Старик кивнул опять.
— Где отбывали?
— В Орловском централе.
— Но ведь туда только уголовных…
Шуйский качнул головой:
— Каторга уголовная, да. Но по особому приказу засылают и политических. Одиночных. Тех, что начальство определило на убой. Потому что Орловский централ — это ж смерть, только распределенная на месяцы. Она едет, так оказать, товарным поездом, с остановками в тупиках…
Сравнение ему, видимо, понравилось. Он щелкнул языком:
— Рассказать?
Бауман осторожно оглянул его:
— Может быть, лучше не надо? Зачем даром нервы трепать?
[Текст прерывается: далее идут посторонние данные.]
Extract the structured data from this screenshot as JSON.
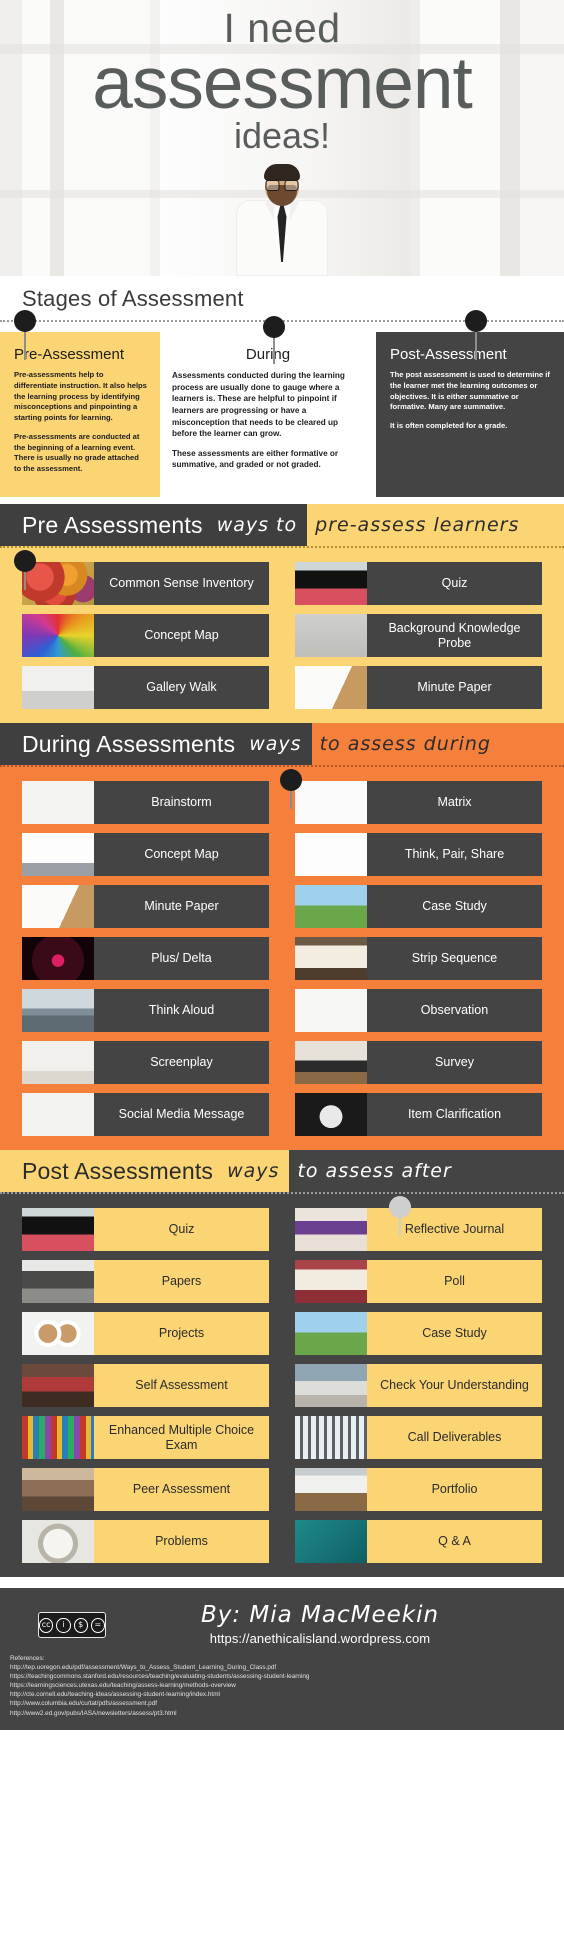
{
  "hero": {
    "line1": "I need",
    "line2": "assessment",
    "line3": "ideas!"
  },
  "stages": {
    "title": "Stages of Assessment",
    "columns": [
      {
        "heading": "Pre-Assessment",
        "paragraphs": [
          "Pre-assessments help to differentiate instruction. It also helps the learning process by identifying misconceptions and pinpointing a starting points for learning.",
          "Pre-assessments are conducted at the beginning of a learning event. There is usually no grade attached to the assessment."
        ]
      },
      {
        "heading": "During",
        "paragraphs": [
          "Assessments conducted during the learning process are usually done to gauge where a learners is. These are helpful to pinpoint if learners are progressing or have a misconception that needs to be cleared up before the learner can grow.",
          "These assessments are either formative or summative, and graded or not graded."
        ]
      },
      {
        "heading": "Post-Assessment",
        "paragraphs": [
          "The post assessment is used to determine if the learner met the learning outcomes or objectives. It is either summative or formative. Many are summative.",
          "It is often completed for a grade."
        ]
      }
    ]
  },
  "sections": [
    {
      "id": "pre",
      "title": "Pre Assessments",
      "script_inside": "ways to",
      "script_outside": "pre-assess learners",
      "items": [
        {
          "label": "Common Sense Inventory",
          "icon": "apples-photo"
        },
        {
          "label": "Quiz",
          "icon": "laptop-photo"
        },
        {
          "label": "Concept Map",
          "icon": "colored-pencils-photo"
        },
        {
          "label": "Background Knowledge Probe",
          "icon": "payphones-photo"
        },
        {
          "label": "Gallery Walk",
          "icon": "gallery-photo"
        },
        {
          "label": "Minute Paper",
          "icon": "pen-paper-photo"
        }
      ]
    },
    {
      "id": "during",
      "title": "During Assessments",
      "script_inside": "ways",
      "script_outside": "to assess during",
      "items": [
        {
          "label": "Brainstorm",
          "icon": "question-mark-photo"
        },
        {
          "label": "Matrix",
          "icon": "blank-white-photo"
        },
        {
          "label": "Concept Map",
          "icon": "mindmap-photo"
        },
        {
          "label": "Think, Pair, Share",
          "icon": "lightbulb-sketch"
        },
        {
          "label": "Minute Paper",
          "icon": "pen-paper-photo"
        },
        {
          "label": "Case Study",
          "icon": "tree-photo"
        },
        {
          "label": "Plus/ Delta",
          "icon": "speedometer-photo"
        },
        {
          "label": "Strip Sequence",
          "icon": "open-book-photo"
        },
        {
          "label": "Think Aloud",
          "icon": "person-lake-photo"
        },
        {
          "label": "Observation",
          "icon": "map-sketch-photo"
        },
        {
          "label": "Screenplay",
          "icon": "palm-trees-photo"
        },
        {
          "label": "Survey",
          "icon": "laptop-desk-photo"
        },
        {
          "label": "Social Media Message",
          "icon": "network-people-photo"
        },
        {
          "label": "Item Clarification",
          "icon": "robot-photo"
        }
      ]
    },
    {
      "id": "post",
      "title": "Post Assessments",
      "script_inside": "ways",
      "script_outside": "to assess after",
      "items": [
        {
          "label": "Quiz",
          "icon": "laptop-photo"
        },
        {
          "label": "Reflective Journal",
          "icon": "desk-journal-photo"
        },
        {
          "label": "Papers",
          "icon": "pen-desk-photo"
        },
        {
          "label": "Poll",
          "icon": "book-phone-photo"
        },
        {
          "label": "Projects",
          "icon": "coffee-cups-photo"
        },
        {
          "label": "Case Study",
          "icon": "tree-photo"
        },
        {
          "label": "Self Assessment",
          "icon": "study-group-photo"
        },
        {
          "label": "Check Your Understanding",
          "icon": "bench-photo"
        },
        {
          "label": "Enhanced Multiple Choice Exam",
          "icon": "bookshelf-photo"
        },
        {
          "label": "Call Deliverables",
          "icon": "snow-forest-photo"
        },
        {
          "label": "Peer Assessment",
          "icon": "students-photo"
        },
        {
          "label": "Portfolio",
          "icon": "laptop-table-photo"
        },
        {
          "label": "Problems",
          "icon": "alarm-clock-photo"
        },
        {
          "label": "Q & A",
          "icon": "teal-abstract-photo"
        }
      ]
    }
  ],
  "footer": {
    "byline": "By:  Mia  MacMeekin",
    "site": "https://anethicalisland.wordpress.com",
    "license_badge": "creative-commons-by-nc-nd",
    "references_heading": "References:",
    "references": [
      "http://tep.uoregon.edu/pdf/assessment/Ways_to_Assess_Student_Learning_During_Class.pdf",
      "https://teachingcommons.stanford.edu/resources/teaching/evaluating-students/assessing-student-learning",
      "https://learningsciences.utexas.edu/teaching/assess-learning/methods-overview",
      "http://cte.cornell.edu/teaching-ideas/assessing-student-learning/index.html",
      "http://www.columbia.edu/cu/tat/pdfs/assessment.pdf",
      "http://www2.ed.gov/pubs/IASA/newsletters/assess/pt3.html"
    ]
  },
  "colors": {
    "yellow": "#fbd474",
    "orange": "#f4803c",
    "dark": "#444444",
    "darker": "#3f3f3f",
    "text_dark": "#2b2b2b"
  }
}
— Даром? — рассмеялся Шуйский. — А может быть, вы именно туда попадете… Людей с такими глазами, как у вас, они предпочитают посылать на смерть.
Глава XVIII
ПОВЕСТЬ О ЦЕНТРАЛЕ
Он повел рассказ, шагая по камере быстрым, дергающимся шагом, от стены до стены:
— Значит, так. Орловский централ… Я с самого приема начну. Вы приезжаете. Это надо понимать, конечно: вас пригоняют по этапу. Партия, кандалы, каторжане, бритые головы, блатная музыка… Вы, впрочем, уже ходили, наверно, по этапу с уголовниками, можно подробно не изображать. Этап пригоняют в тюрьму. И прямо в баню. Даже не заходя в контору. В предбаннике — стол, за столом начальник тюрьмы, перед ним список. От стола к двери в баню выстроены в две шеренги лицом друг к другу, коридором, так сказать, — надзиратели, человек шестьдесят. Прибывших по алфавиту выкликают. Вошедший снимает все платье долой, белье тоже, само собой разумеется… и подкандальники тоже. Что такое подкандальники — знаете? Кожаные такие, вроде браслетов, что ли, поддеваются под кандалы, чтобы ногу железом не резало. С подкандальником жмет, но не режет.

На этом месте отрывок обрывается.